Martin Sorrell? “Honestly, we’ve moved on,” says Jim Prior, the global CEO of WPP’s seven-month old brand agency project, Superunion. Prior is in Hong Kong to see how well his newly minted company, which united five legacy WPP shops under one roof, is bedding down in the region. Though he worked with Sorrell for many years, questions about WPP’s former chief executive, whose new company S4 Capital has recently begun to hunt in the same woods as WPP, aren’t what Prior wants to talk about.
“We’re not spending our time thinking about what Martin is going to do or not do," Prior tells Campaign Asia-Pacific. "We’re focused on ourselves. It’s not up to me what happens in terms of the leadership of the company going forward, but we're in very, very good hands right now and I’m very, very supportive of that situation. We've got our eyes firmly fixed on the future, and I will say Martin is a long, long, long way behind in the rearview mirror now.”
From his current location in Asia, it’s easy to agree with Prior that Superunion, at least, is “moving forward at pace”, as he puts it. While the agency hasn’t quite doubled or tripled in size here yet, as Asia CEO Benedict Gordon predicted in an interview earlier in the year, Prior says the business is growing evenly across the region, from China and Hong Kong to Singapore and Thailand.
Every client that formerly belonged to the legacy agencies that now make up Superunion—The Partners, Lambie-Nairn, Addison, VBAT and Brand Union, which had the biggest individual footprint in Asia—has found the move positive, Prior claims. Moreover, the merged company has already picked up new work as a direct result of pooling its skills and services. Staff motivation is high, creative juices are flowing, he reports—and while there’s a limited amount of strictly Superunion work in the public domain as of yet, Prior has high hopes about filling the new company's cabinets with Lions and Spikes next year.
Prior is particularly confident of a shift in creative results from China, often stereotyped as lacking in originality when it comes to advertising. Superunion is as of yet a “relatively small” business in China, but Prior predicts the company will see its fastest growth there. This is thanks in part to a shift in attitude around creativity that he says is “perceptible” at the moment.
“It says actually, rather than being a following-type market, we want to be and want to be seen as a leading-type market," he says. "I think China has almost forced itself to make that choice as the economy has slowed a little, growth has slowed a little, as the horizons and opportunities for businesses go up. It can’t be a reactive market anymore, it’s becoming a much more proactive market.”
While Prior can’t comment on the rumours that WPP is in talks to sell a 20% stake of its China business to a consortium made up of Alibaba, Tencent and China Media Capital (“I know no more than anybody else on that”), he does state that Superunion will be helping both Chinese clients looking to grow within and outside China and non-Chinese clients hoping to move in.
He also thinks that the rapidly heightening threat of tariffs on trade between China and the US may in fact serve to highlight the need for companies like Superunion.
“If you impose a tariff on certain products, the businesses that will suffer will be those whose businesses or brands are commoditised," he explains. "So it increases the need for brands and branding to be done properly and thoroughly to look for points of distinction, competitive advantage and strong propositions that separate you out from a price based commodity product.”
Aside from impending trade wars, the main issues presented to Superunion by brands in the region at the moment tend to fall into two categories, according to Prior.

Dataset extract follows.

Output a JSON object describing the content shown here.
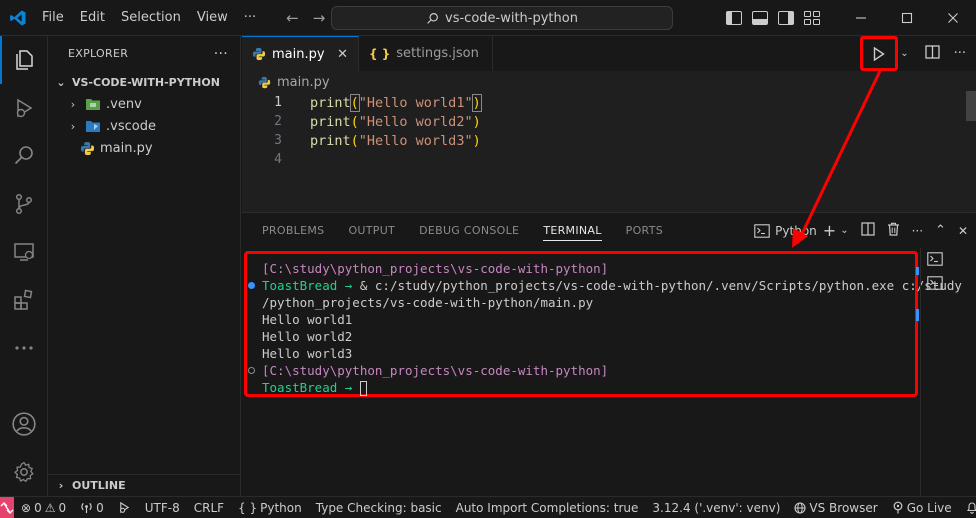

The first concerns Asian brands asking how best to deliver a relevant offering to the outside world, a question Prior says he finds “fascinating”: “Is there a new China that can deliver itself, or a new Asia, that can deliver itself as a broader proposition than just a cultural one? I think too many companies trip up on the idea of culture in their brand. It’s not about Chinese culture, it’s about the relevancy of your brand full stop.”
The second issue centres on the timeless question of digital disruption, continues Prior, with all brands keen to understand the role of technologies in enhancing their propositions—and if everybody is going through the same digital and data-based transformations, it's about “how to become distinct within that”, says Prior. “The risk of digital disruption is that everybody ends up exactly the same in the same homogenous sea of Accenture-driven SAP-integration programme type of stuff.”
He believes that fear around this lack of differentiation means that companies are broadly more willing to take more creative, perhaps risky, approaches than they used to be: not long ago, he says, companies would ask him how they could be more like Apple. But when he’d tell them how to be more like Apple, they’d always shy away from the level of innovation required. These days, Apple is “old hat” in those conversations and the new questions are about how a brand can achieve the same levels of disruption as, say, Airbnb in the hospitality industry, says Prior. “There are few CEOs now who aren’t asking themselves that question.”
The same question, of course, is one that Prior is aware he’ll need find the answers to in his own business. The summary of his main challenge, he states, is to ensure that the boundaries of creativity at Superunion remain broader than those their clients can create themselves—and making sure that all works happens at breakneck speed. “Fast, fast, fast. Clients don’t want to sit down and go through a long ponderous programme of process-led stuff and get a Powerpoint deck at the end of it. They want things tomorrow, particularly in Asia...and our job is to make sure we do that.”